Sur un plan conventionnel, une telle structure est inédite dans un jeu. Vous avez volontairement choisi une structure qui pousserait les gamers à se dire : "Si je fais ça, j'aurai l'impression de passer mon temps à suivre les instructions, ce sera d'un ennui." Mais vous ne vouliez pas non plus que les joueurs inexpérimentés soient perdus.

Iwata Asks
Hino :

C'est exactement ça. Quand on travaillait sur Professeur Layton et l'Étrange Village, on a fait des recherches sur les jeux d'aventures de la Nintendo DS. Ce qu'il se passait, c'était qu'après avoir joué un moment, on avait d'autres choses à faire et on laissait tomber le jeu pour deux ou trois jours. Puis, lorsqu'on revenait, on ne savait plus ce qu'il fallait faire afin de faire avancer le jeu. On ne savait pas où il fallait aller pour avancer. Donc, on reprenait notre partie et on passait un temps fou à essayer de retrouver cette info.

Iwata :

Et quand on ne sait plus où aller pour avancer, ce n'est plus vraiment du jeu, c'est du travail.

Hino :

Exactement.

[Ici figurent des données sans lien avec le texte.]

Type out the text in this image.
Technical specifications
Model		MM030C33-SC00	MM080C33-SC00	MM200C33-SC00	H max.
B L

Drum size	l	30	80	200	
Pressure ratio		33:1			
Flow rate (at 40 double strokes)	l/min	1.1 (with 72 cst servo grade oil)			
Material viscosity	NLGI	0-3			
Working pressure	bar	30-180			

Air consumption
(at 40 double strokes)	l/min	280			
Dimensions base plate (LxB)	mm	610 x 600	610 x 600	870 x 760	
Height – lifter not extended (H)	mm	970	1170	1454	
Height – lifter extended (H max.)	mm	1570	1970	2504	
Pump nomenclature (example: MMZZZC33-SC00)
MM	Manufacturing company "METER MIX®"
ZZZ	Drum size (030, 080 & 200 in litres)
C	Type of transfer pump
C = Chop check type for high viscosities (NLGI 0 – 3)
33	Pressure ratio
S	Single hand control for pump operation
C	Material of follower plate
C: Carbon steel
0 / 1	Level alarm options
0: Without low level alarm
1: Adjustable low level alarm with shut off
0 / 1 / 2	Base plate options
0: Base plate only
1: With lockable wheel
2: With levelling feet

Professeur Layton et l'Étrange Village est un jeu pour console portable, donc les gens peuvent arrêter de jouer à tout moment. On a senti qu'il fallait prendre cela en considération. On a donc pensé que ce serait une bonne idée d'indiquer aux joueurs leur prochain objectif. Certains membres de notre équipe disaient : "Mais si on va aussi loin, je ne suis pas sûr qu'on puisse encore appeler ça un jeu." Et moi, je répondais : "Mais rien ne dit que ça doit être un jeu." Et résultat : on utilise aussi ce système qui indique où il faut ensuite aller dans Inazuma Eleven et Ni no Kuni.

Iwata :

Donc, l'idée selon laquelle ce serait quelque chose qui ruinerait le jeu n'était qu'une crainte infondée de la part de ceux qui travaillaient sur le jeu à cette époque. Preuve en est, personne ne dit : "C'est d'un ennui."

Hino :

Tout à fait. Même si les joueurs connaissent leur prochain objectif, il ne nous reste plus qu'à faire en sorte qu'ils puissent aussi sortir un peu des sentiers battus.

Iwata :

Et ainsi, on peut sérieusement se pencher sur les énigmes elles-mêmes.

Hino :

Oui. Lorsqu'on va dans un nouvel endroit pour les vacances, vu qu'on sait où on va aller au final, on peut se détendre et choisir de faire un tas d'excursions aux alentours. Mais si on ne cesse de se demander si on n'est pas perdu, on ne peut pas vraiment s'amuser. (rires)

Iwata :

Car pour bien profiter de ses vacances, il faut savoir qu'au final, on va pouvoir rentrer à son hôtel et manger un bon dîner. (rires)

Hino :

Exactement, on a vu les choses sous cet angle.